A clear and binding obligation for 2025 would be much more effective in ensuring timely emission reductions, providing clarity to the public and certainty to business,” declares the EEB.

The Council proposes to introduce further flexibility around the 2025 ERC. First, Member States would be under no obligation to achieve a linear trajectory by 2025; this would merely be an “indicative level.” Member States may set themselves a non-linear trajectory if this is economically or technically more efficient. Without any definition, the term “economically or technically more efficient” is practically meaningless, says the EEB. This amendment “essentially allows Member States to set their own ERC for 2025.

 Second, Member States are not even under a clear obligation to achieve this self-determined target, as their obligation is only to “endeavour” to limit their emissions by 2025 rather than the Commission’s wording of “take all appropriate measures (not entailing disproportionate cost)”. In the event that they breach their self-determined target, they need only explain the reasons for this to the Commission.

Taken together, these further flexibilities render the Commission’s already very weak obligations for 2025 almost worthless,” warns the EEB.

AirPollutionAmsterdam1

Air pollution near Amsterdam, The Netherlands, April 13, 2013 (Photo by Gisela Gerson Lohman-Braun) Creative Commons license via Flickr

 In addition, the Council proposes to allow Member States to calculate their emissions based on a three-year average in the event of a particularly cold winter or dry summer or unforeseen variations in economic activities.

But the EEB worries that dry summers and cold winters exacerbate air quality problems as they are dominated by high pressure weather systems and low wind speeds, which prevent dispersion of pollutants.

A three-year average would allow Member States to pollute more at the very time it is most important that they reduce pollution. Member States need to anticipate such weather conditions and include specific measures in their national programmes to deal with them,” the EEB says, among other objections.
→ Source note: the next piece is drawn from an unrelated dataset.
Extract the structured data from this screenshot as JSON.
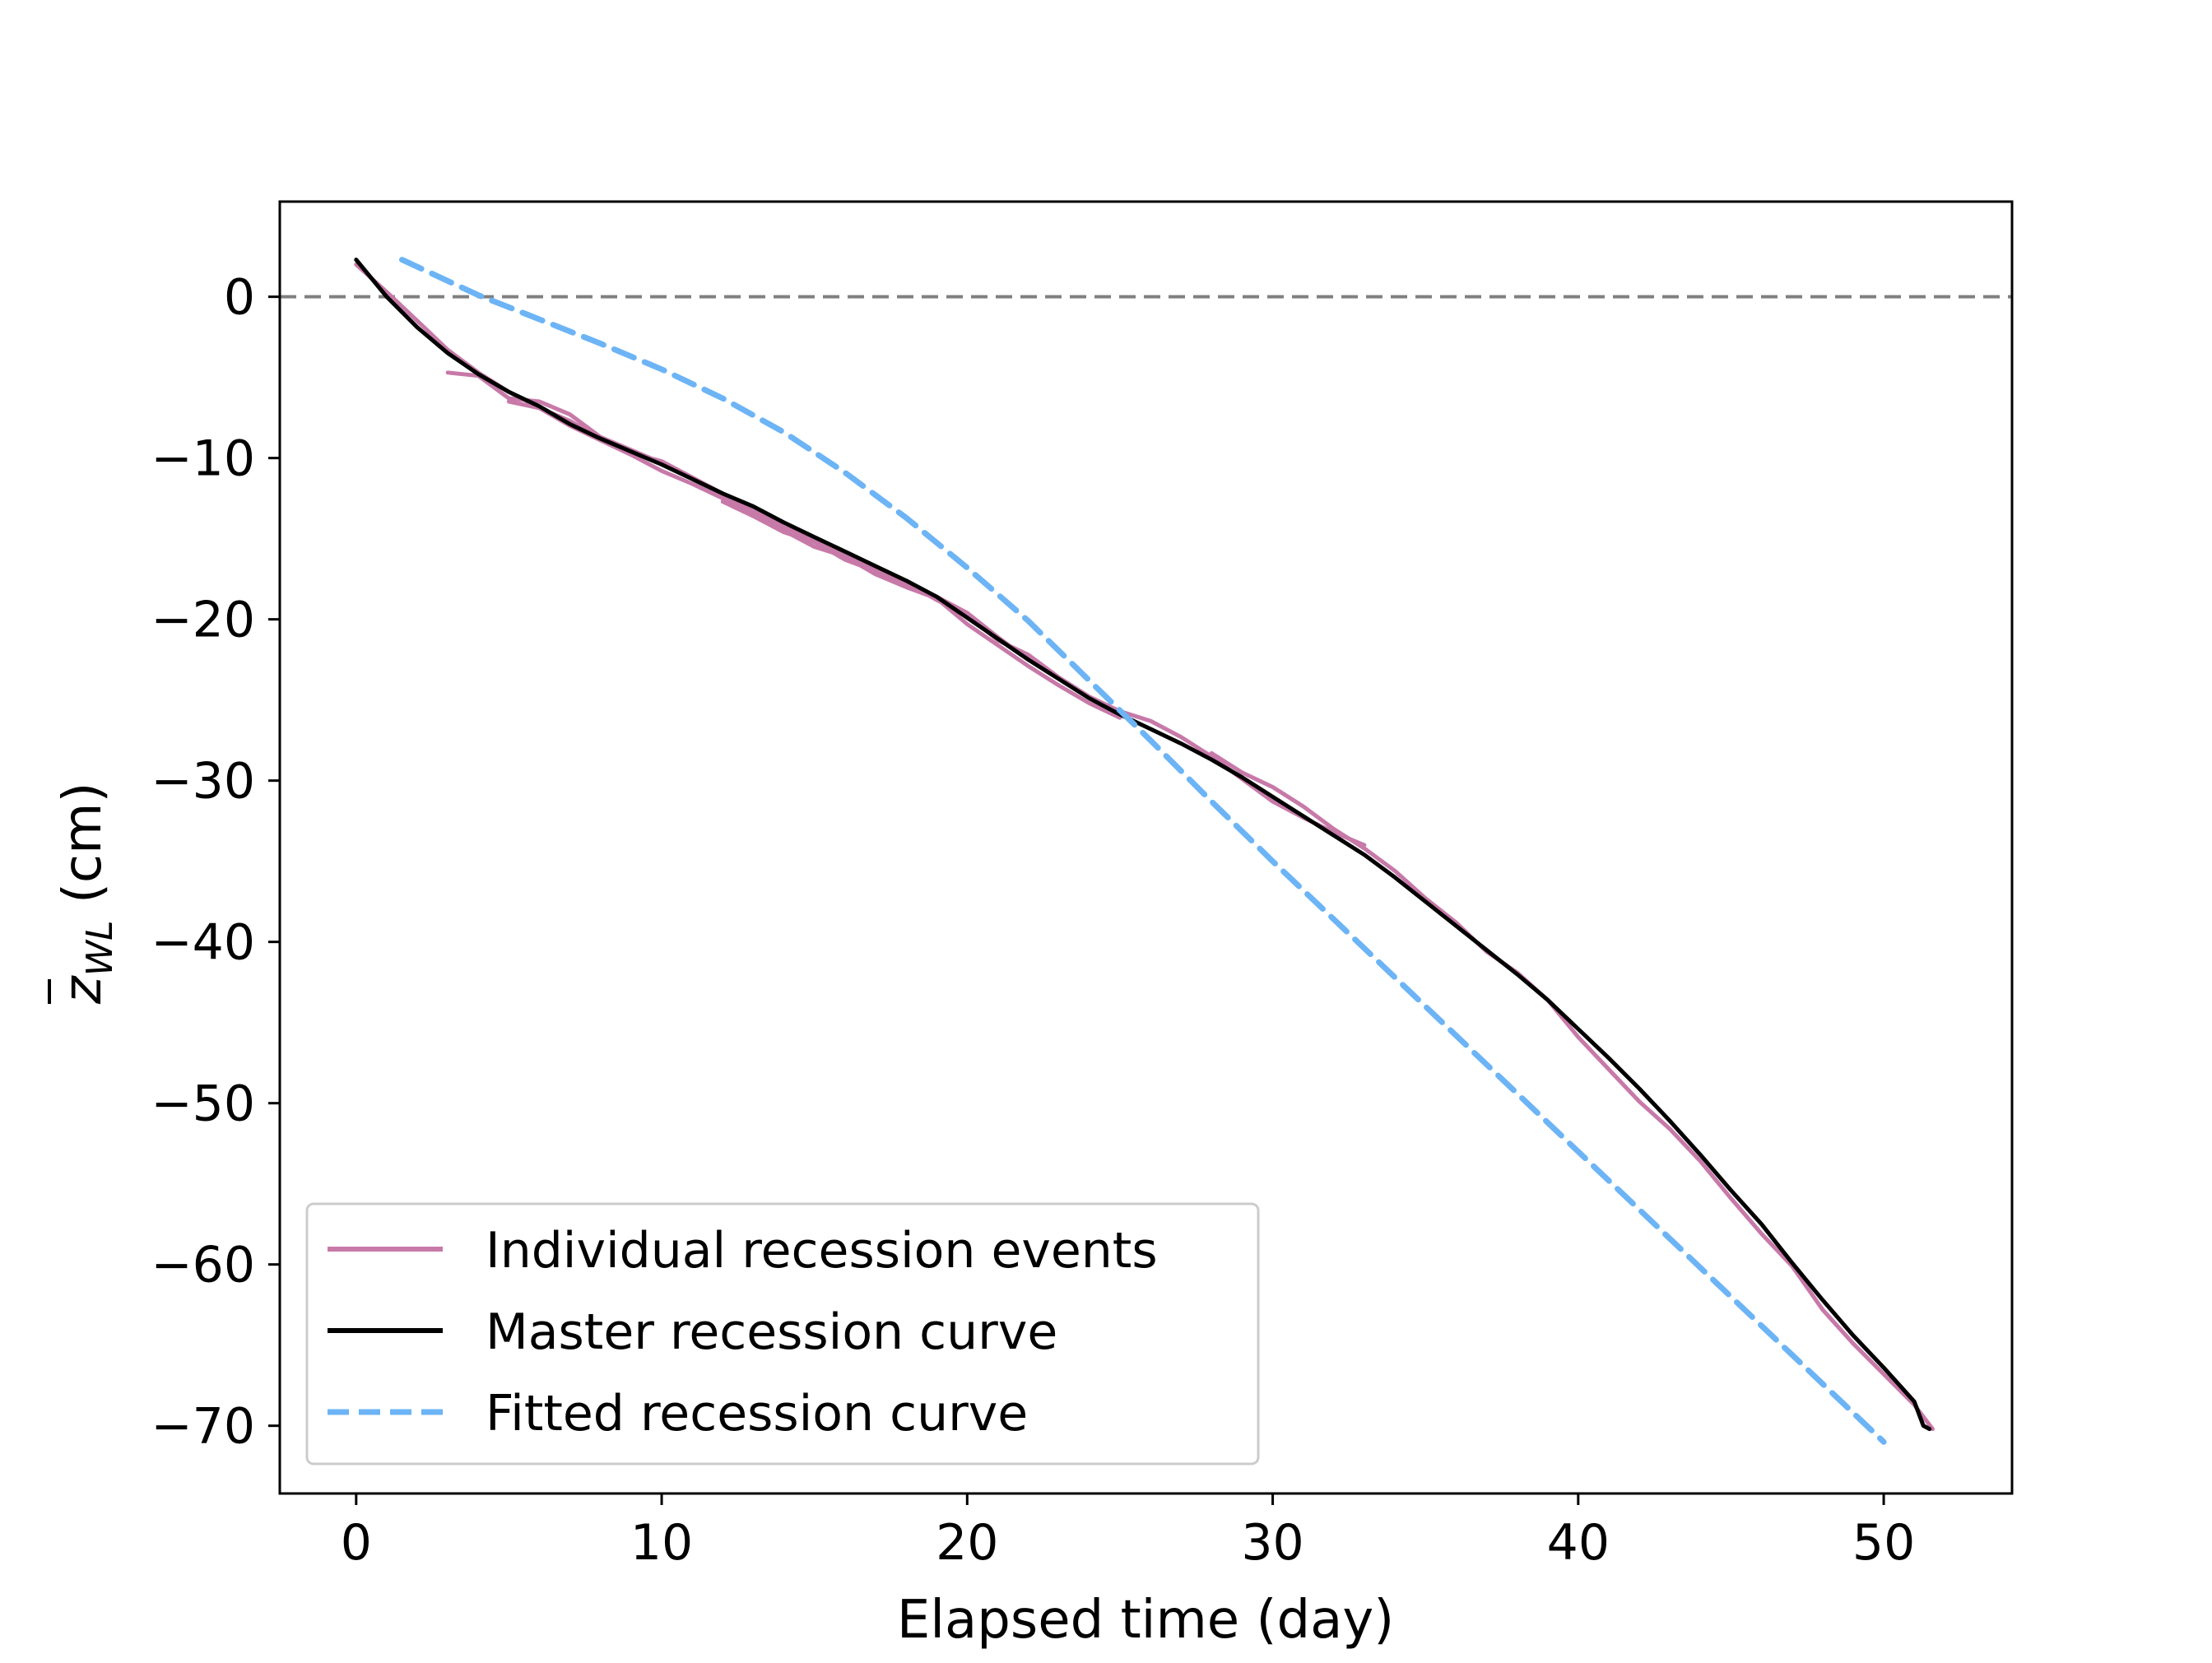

The Council also proposes a new flexibility that would excuse breaches of an ERC for a maximum of five years where the Member State cannot comply after having implemented all cost-effective measures.
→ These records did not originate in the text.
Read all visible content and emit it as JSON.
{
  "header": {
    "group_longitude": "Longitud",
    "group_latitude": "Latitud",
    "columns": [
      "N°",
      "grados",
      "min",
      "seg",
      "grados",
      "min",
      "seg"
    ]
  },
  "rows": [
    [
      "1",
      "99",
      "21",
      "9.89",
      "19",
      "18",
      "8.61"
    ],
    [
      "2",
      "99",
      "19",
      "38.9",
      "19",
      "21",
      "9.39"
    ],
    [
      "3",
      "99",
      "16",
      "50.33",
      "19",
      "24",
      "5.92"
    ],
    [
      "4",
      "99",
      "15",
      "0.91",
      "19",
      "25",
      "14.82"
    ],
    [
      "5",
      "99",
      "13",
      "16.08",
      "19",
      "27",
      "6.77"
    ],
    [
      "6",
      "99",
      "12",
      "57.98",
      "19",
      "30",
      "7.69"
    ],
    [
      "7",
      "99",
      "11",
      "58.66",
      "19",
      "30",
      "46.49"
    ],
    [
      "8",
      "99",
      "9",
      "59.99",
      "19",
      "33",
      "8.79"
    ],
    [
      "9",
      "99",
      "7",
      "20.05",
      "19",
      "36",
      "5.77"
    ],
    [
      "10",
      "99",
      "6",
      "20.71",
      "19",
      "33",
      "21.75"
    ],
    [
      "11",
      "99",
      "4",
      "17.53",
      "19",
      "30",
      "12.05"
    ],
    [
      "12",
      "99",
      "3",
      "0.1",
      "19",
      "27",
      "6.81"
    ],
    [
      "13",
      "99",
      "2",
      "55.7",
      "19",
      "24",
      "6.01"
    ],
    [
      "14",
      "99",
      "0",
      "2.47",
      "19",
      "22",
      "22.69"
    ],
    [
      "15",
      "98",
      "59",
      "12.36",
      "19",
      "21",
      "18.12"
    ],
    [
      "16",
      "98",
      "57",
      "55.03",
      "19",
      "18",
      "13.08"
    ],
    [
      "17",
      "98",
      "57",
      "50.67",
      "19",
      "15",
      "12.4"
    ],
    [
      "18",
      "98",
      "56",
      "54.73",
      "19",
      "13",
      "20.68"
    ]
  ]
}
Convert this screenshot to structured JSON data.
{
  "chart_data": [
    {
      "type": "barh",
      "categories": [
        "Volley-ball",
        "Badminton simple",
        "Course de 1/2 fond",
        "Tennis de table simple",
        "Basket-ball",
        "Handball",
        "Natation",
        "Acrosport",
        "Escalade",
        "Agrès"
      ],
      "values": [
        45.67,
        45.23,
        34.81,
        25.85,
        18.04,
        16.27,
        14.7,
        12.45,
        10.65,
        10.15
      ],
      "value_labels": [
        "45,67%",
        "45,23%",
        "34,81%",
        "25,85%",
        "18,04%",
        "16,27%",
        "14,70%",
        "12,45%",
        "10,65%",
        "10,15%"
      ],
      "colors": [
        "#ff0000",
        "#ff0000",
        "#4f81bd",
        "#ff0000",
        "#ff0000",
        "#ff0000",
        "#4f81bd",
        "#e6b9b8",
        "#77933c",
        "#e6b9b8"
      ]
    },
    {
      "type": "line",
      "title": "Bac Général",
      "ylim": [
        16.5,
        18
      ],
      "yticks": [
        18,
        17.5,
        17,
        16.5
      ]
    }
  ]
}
The EEB explains that whether measures are cost-effective or not has been a point of disagreement between Member States and the Commission throughout the course of negotiations. “Without an agreed common basis for determining whether measures are cost-effective, Member States will inevitably claim that they have taken all cost-effective measures. The Commission will have to take this information on trust. These ERCs will therefore be practically unenforceable.

 In addition to adding new flexibilities, the Council position weakens the actual level of ambition of ERCs by changing the percentages in Annex II, the environmental groups warn, saying, “ERCs have been weakened for the large majority of Member States and for all pollutants, with some drastically lowered ambition for PM2.5 and ammonia – by as much as 10 percentage points in some cases.
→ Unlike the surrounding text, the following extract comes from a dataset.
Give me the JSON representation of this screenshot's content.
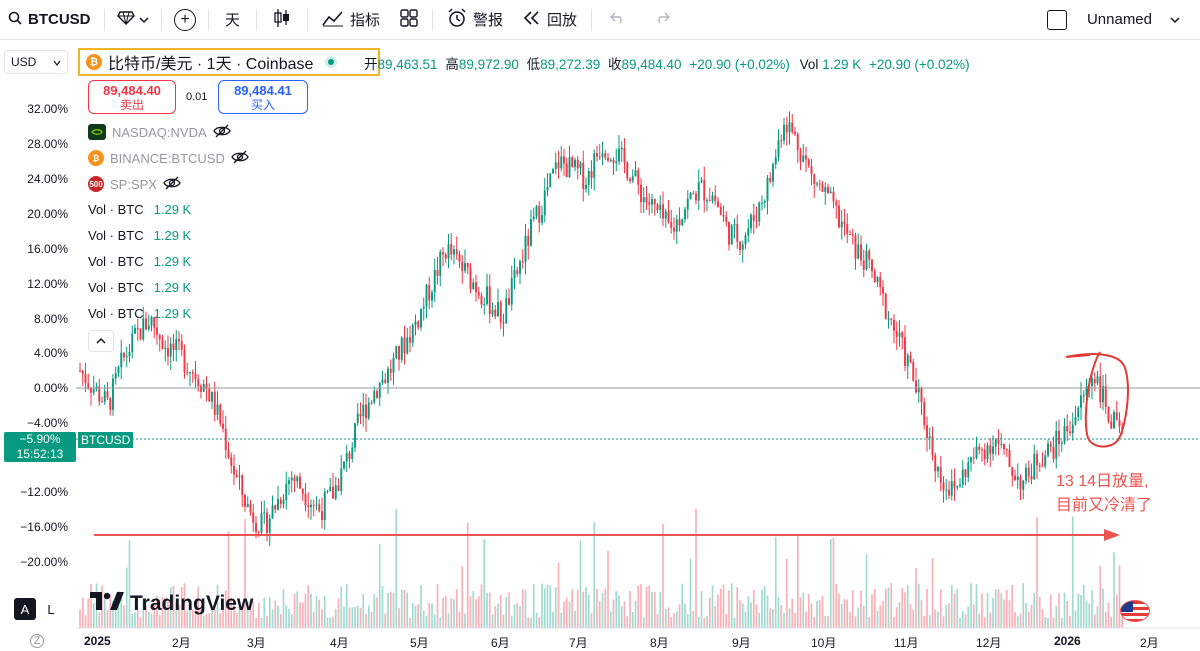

In his speech at the Environment Council’s debate on December 16, 2015, Commissioner Vella estimated that every percentage change from the 52 percent health improvement target proposed by the Commission would result in around 4,000 additional premature deaths in the year 2030.

The four percentage cut proposed by the Council is therefore estimated to cause around 16,000 additional premature deaths in the year 2030.

This combination of lower and more flexible targets is the worst outcome for human health and the environment,” the environmental federation warns. “The cumulative death toll for the 10-year period 2021-2030 will be far higher. We therefore call upon the three institutions to minimize the use of flexibilities in the directive.